Yine bir kimse falanca ruhunu bizim efendimize verdi, yahut falancaya verdi, yahut ruhunu ona bıraktı, derse; yahut bir ölü için: Allah’ın ona bizden daha çok ihtiyacı vardı, derse kâfir olur. Çünkü Allah’a her şey muhtaçtır, Allah ise hiç bir şeye muhtaç değildir.

Kıyamet Cennet Ve Cehennemle İlgili Küfür Sözleri.

 

Bil ki şüphesiz Kıyameti, Cennet ve Cehennemin varlığını inkâr eden, yahut Kıyametteki amellerin tartılmasını, sıratı, yahut hesabı, yahut insanlara verilecek amel defterlerini inkâr eden kişi kâfir olur. Çünkü bunlar Kitap Sünnet ve İcma-i Ümmetle sabittir. Bir kim­se öldükten sonra dirilmeyi inkâr etse ittifakla kâfir olur.

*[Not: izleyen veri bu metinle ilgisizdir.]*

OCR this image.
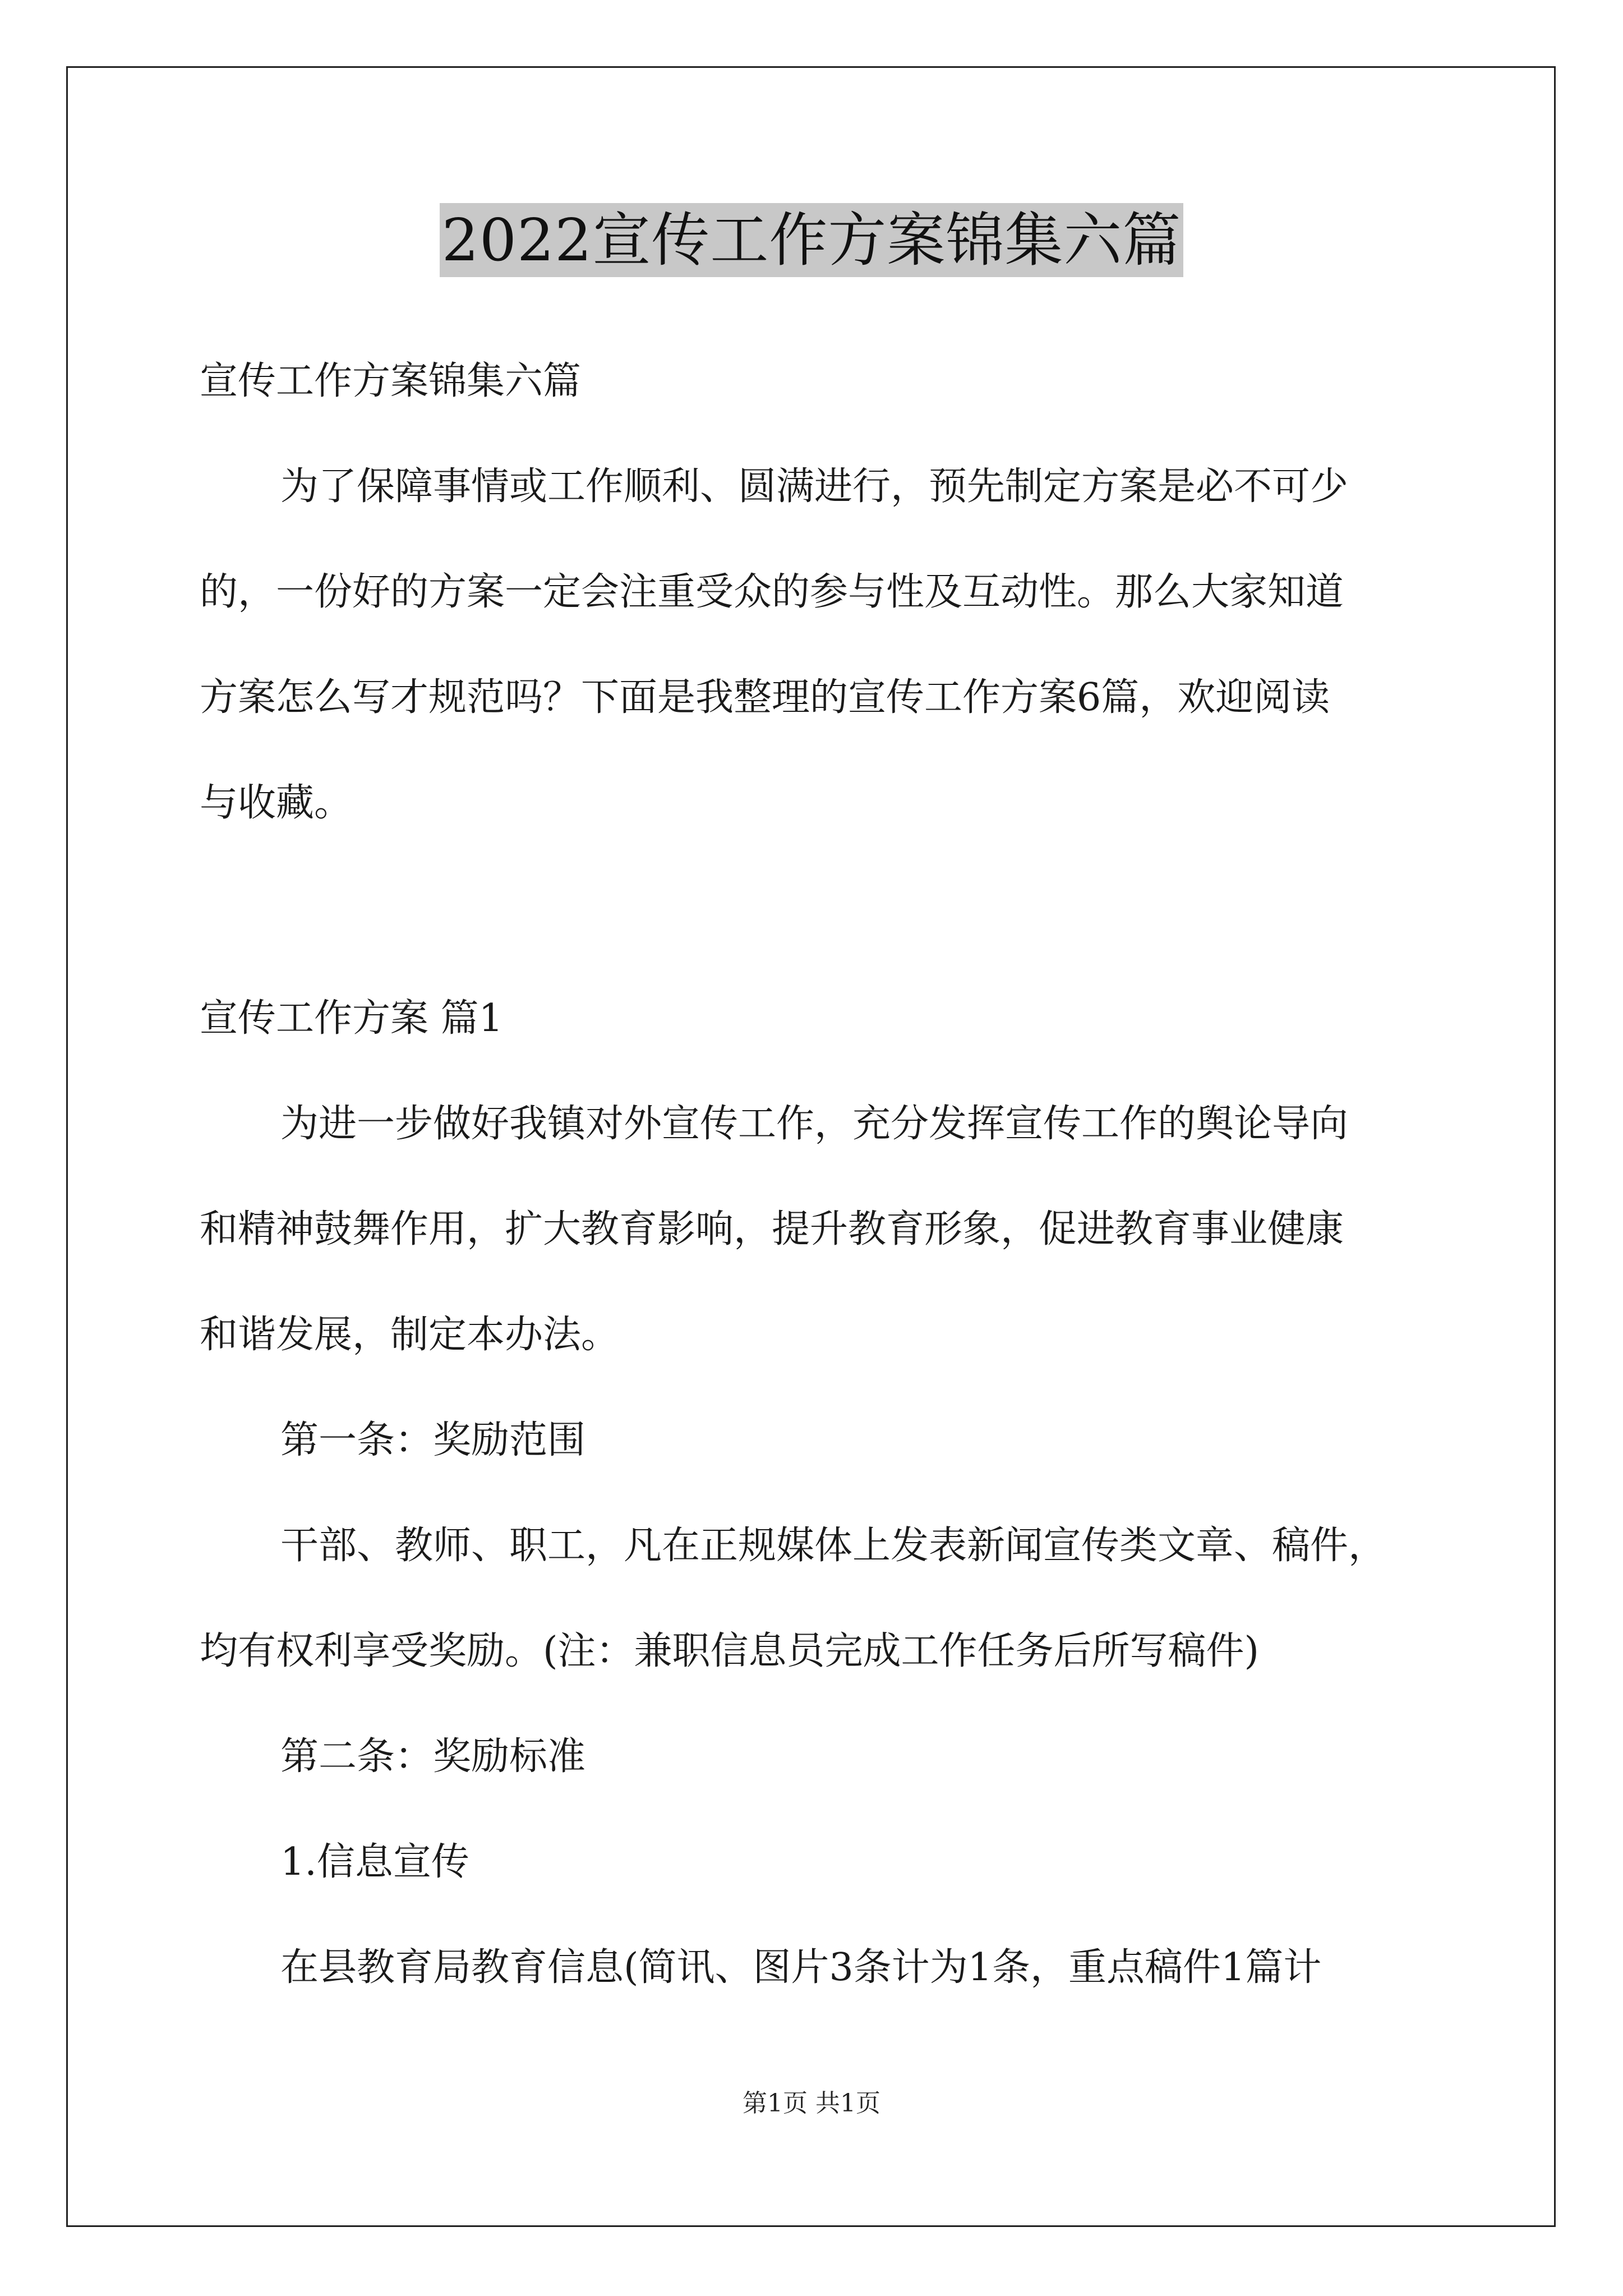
2022宣传工作方案锦集六篇
宣传工作方案锦集六篇
为了保障事情或工作顺利、圆满进行，预先制定方案是必不可少
的，一份好的方案一定会注重受众的参与性及互动性。那么大家知道
方案怎么写才规范吗？下面是我整理的宣传工作方案6篇，欢迎阅读
与收藏。
宣传工作方案 篇1
为进一步做好我镇对外宣传工作，充分发挥宣传工作的舆论导向
和精神鼓舞作用，扩大教育影响，提升教育形象，促进教育事业健康
和谐发展，制定本办法。
第一条：奖励范围
干部、教师、职工，凡在正规媒体上发表新闻宣传类文章、稿件，
均有权利享受奖励。(注：兼职信息员完成工作任务后所写稿件)
第二条：奖励标准
1.信息宣传
在县教育局教育信息(简讯、图片3条计为1条，重点稿件1篇计
第1页 共1页
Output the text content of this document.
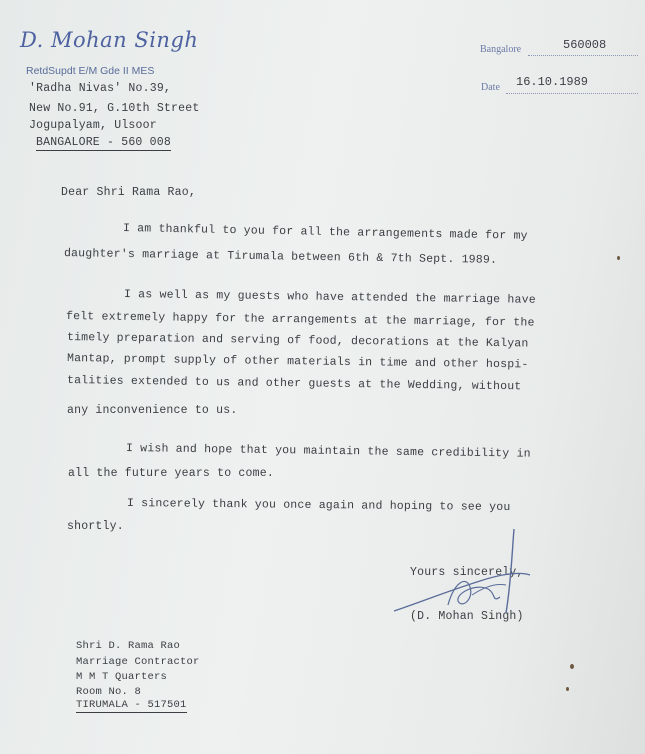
D. Mohan Singh
RetdSupdt E/M Gde II MES
'Radha Nivas' No.39,
New No.91, G.10th Street
Jogupalyam, Ulsoor
BANGALORE - 560 008
Bangalore	560008
Date 16.10.1989
Dear Shri Rama Rao,
I am thankful to you for all the arrangements made for my
daughter's marriage at Tirumala between 6th & 7th Sept. 1989.
I as well as my guests who have attended the marriage have
felt extremely happy for the arrangements at the marriage, for the
timely preparation and serving of food, decorations at the Kalyan
Mantap, prompt supply of other materials in time and other hospi-
talities extended to us and other guests at the Wedding, without
any inconvenience to us.
I wish and hope that you maintain the same credibility in
all the future years to come.
I sincerely thank you once again and hoping to see you
shortly.
Yours sincerely,
(D. Mohan Singh)
Shri D. Rama Rao
Marriage Contractor
M M T Quarters
Room No. 8
TIRUMALA - 517501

Bir kimse zulmettiği kişiye: Kıyamette o izdihamlı zamanda be­ni nereden bulacaksın, dese kâfir olur. Çünkü bu sözü ile Allah’ın yaratıklar üzerindeki gücünü inkâr etmiş olur.

Yine bir kimseye eğer hakkımı bugün vermezsen Kıyamet gü­nünde fazlasıyla vereceksin, denilse o da buna karşılık: Kıyamet gü­nüne varıncaya kadar çok zaman vardır. Kıyamete kalmaz, dese kâ­fir olur. Çünkü Kıyametin vukuunu uzak görmüş olur. Eğer kendisi ile Kıyamet arasındaki zamanın uzunluğunu kasdederse kâfir olmaz.

Yine bir kimse alacaklısına: Paralarımı bu dünyada ver, zira Kı­yamette para yoktur, bana ödeyemezsin. Borcuna karşılık iyiliklerin alınacaktır, dese o kişi de: Bana daha para ver de Kıyamette alırsın, yahut Kıyamette iste, yahut sen daha ver, ben sana toptan hepsini Kıyamette veririm, derse kâfir olur. Çünkü bu Hz. Peygamber’in bu konudaki hadisi ile alay etmek ve Kıyametin akibetinden korkma­maktır.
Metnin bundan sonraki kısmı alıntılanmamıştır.